In a study, it has been found that babies whose mothers underwent surgery before pregnancy have an increased risk of opioid withdrawal symptoms at birth.
The study was published in the journal, 'Canadian Medical Association Journal'
Dr Nathalie Auger, lead author of the study said: "Use of opioids for pain control after surgery may increase the risk of opioid dependence in women and withdrawal in their newborns."
"We found mothers who had surgery before pregnancy had 1.6 times the risk of neonatal abstinence syndrome; that is, opioid withdrawal symptoms in their future newborns, perhaps because opioid use continues after surgery," Auger added.
The study included data on almost 2.2 million births in Quebec between 1989 and 2016. Of the total, 2346 newborns had neonatal abstinence syndrome and, of these, 1052 had mothers who underwent pre-pregnancy surgery (14.9 per 10 000 babies) compared with 1294 babies (8.8 per 10 000) born to mothers who did not have surgery.
Multiple surgeries; younger age at surgery; the longer time between surgery and pregnancy; and cardiovascular, thoracic, urologic, or neurosurgery were associated with the largest risk of neonatal abstinence syndrome.
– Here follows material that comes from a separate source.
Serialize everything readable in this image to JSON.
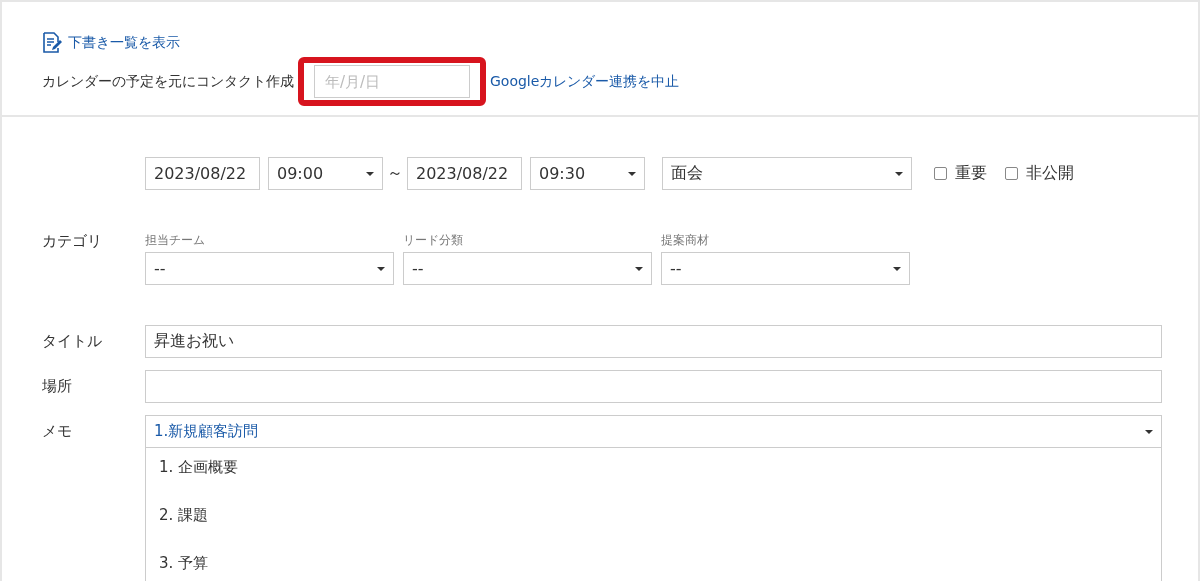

There was also a strong association with general anaesthesia, perhaps because this type of anaesthesia is used in more complex surgeries, which can require longer use and higher dosage of pain relievers.
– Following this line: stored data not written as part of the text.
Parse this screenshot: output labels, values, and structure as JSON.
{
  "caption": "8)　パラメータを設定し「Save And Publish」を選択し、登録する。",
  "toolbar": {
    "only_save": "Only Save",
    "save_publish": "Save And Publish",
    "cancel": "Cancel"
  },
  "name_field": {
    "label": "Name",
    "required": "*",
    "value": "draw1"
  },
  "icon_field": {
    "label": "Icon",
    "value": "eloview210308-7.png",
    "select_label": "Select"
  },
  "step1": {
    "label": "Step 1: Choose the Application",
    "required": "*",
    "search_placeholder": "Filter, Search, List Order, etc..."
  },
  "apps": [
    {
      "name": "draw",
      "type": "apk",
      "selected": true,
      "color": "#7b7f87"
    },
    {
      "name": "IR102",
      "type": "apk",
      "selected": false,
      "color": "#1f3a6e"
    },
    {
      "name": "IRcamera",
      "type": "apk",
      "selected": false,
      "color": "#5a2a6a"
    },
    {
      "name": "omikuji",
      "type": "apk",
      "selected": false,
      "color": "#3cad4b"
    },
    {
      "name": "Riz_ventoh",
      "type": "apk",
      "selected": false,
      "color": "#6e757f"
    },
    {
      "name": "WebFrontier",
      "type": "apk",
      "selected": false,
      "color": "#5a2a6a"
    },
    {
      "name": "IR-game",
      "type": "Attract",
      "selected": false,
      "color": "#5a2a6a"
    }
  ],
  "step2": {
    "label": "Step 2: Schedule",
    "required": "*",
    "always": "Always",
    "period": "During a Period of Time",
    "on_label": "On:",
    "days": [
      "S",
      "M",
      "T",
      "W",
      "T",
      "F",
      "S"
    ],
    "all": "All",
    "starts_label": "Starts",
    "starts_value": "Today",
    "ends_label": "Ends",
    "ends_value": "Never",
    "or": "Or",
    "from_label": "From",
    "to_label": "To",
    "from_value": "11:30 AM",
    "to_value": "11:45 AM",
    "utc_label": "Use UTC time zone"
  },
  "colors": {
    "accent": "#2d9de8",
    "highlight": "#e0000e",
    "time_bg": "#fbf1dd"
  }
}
"Physicians have the potential to prevent neonatal abstinence syndrome with careful postoperative pain management in young women," said Dr Auger.
"Opioids continue to be overprescribed, despite calls to optimize postsurgical pain control through improvement of surgical guidelines and use of multipronged approaches with non-opioid painkillers or local anaesthesia," she concluded.